First, I don't think this query does what you think it does / want it to do. Let me show you by example using the mongo shell. Your query, translated into the shell, is
{ "$or" : [
{ "$and" : [
{ "SearchTerms.Key" : "ClientId" },
{ "SearchTerms.Value" : "xxx" }
]},
{ "$and" : [
{ "SearchTerms.Key" : "CustomerName" },
{ "SearchTerms.Value" : "Jan" }
]}
]}
This query finds documents where either some Key has the value "ClientId" and some Value has the value "xxx" or some Key has the value "CustomerName" and some Value the value "Jan". The key and the value don't need to be part of the same array element. For example, the following document matches your query
{ "SearchTerms" : [
{ "Key" : "ClientId", "Value" : 691 },
{ "Key" : "banana", "Value" : "xxx" }
]
}
I'm guessing your desired behavior is to match exactly the documents that contain the Key and Value in the same array element. The $elemMatch operator is the tool for the job:
{ "$or" : [
{ "SearchTerms" : { "$elemMatch" : { "Key" : "ClientId", "Value" : "xxx" } } },
{ "SearchTerms" : { "$elemMatch" : { "Key" : "CustomerName", "Value" : "Jan" } } }
]}
Second, I don't think this schema is what you are looking for. You don't describe your use case so I can't be confident, but the situation described in that blog post is a very rare situation where you need to store and search on arbitrary key-value pairs that can change from one document to the next. This is like letting users put in custom metadata. Almost no applications want or need to do this. It looks like your application is storing information about customers, probably for an internal system. You should be able to define a data model for your customers that looks like
{
"CustomerId" : 1234,
"CustomerName" : "Jan",
"ClientId" : "xpj1234",
...
}
This will simplify and improve things dramatically. I think the wires got crossed here because sometimes people call MongoDB "schemaless" and the blog post talks about "schemaless" documents. The blog post really is talking about schemaless documents where you don't know what is going to go in there. Most applications should know pretty much exactly what the general structure of the documents in a collection will be.

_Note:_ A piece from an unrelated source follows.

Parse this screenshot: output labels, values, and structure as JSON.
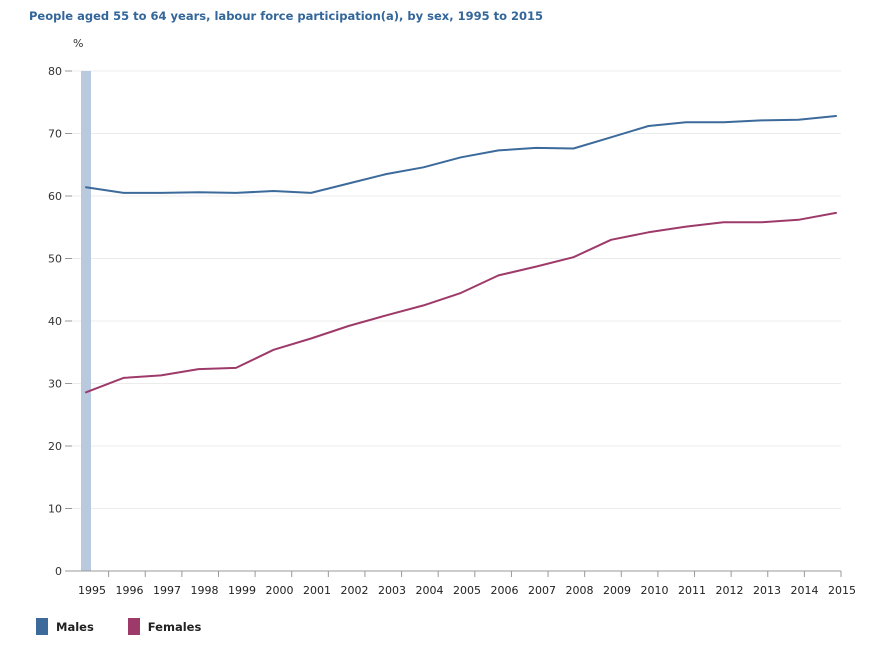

Finally, I think on the basis of this we can disregard the issue with the slow query for now. Feel free to ask another question or edit this one with extra explanation if you need more help or if the problem doesn't go away once you've taken into account what I've said here.
1) Please take a look at mongodb log file and see whats the query that gets generated against the database.
2) Enter that query into mongo shell and add ".explain()" at the end -- and see if your index is actually being used (does it say Basic Cursor or Btree Cursor ?)
3) If your index is used, whats the value of "nscanned" attribute? Perhaps your index does not have enough "value diversity" in it?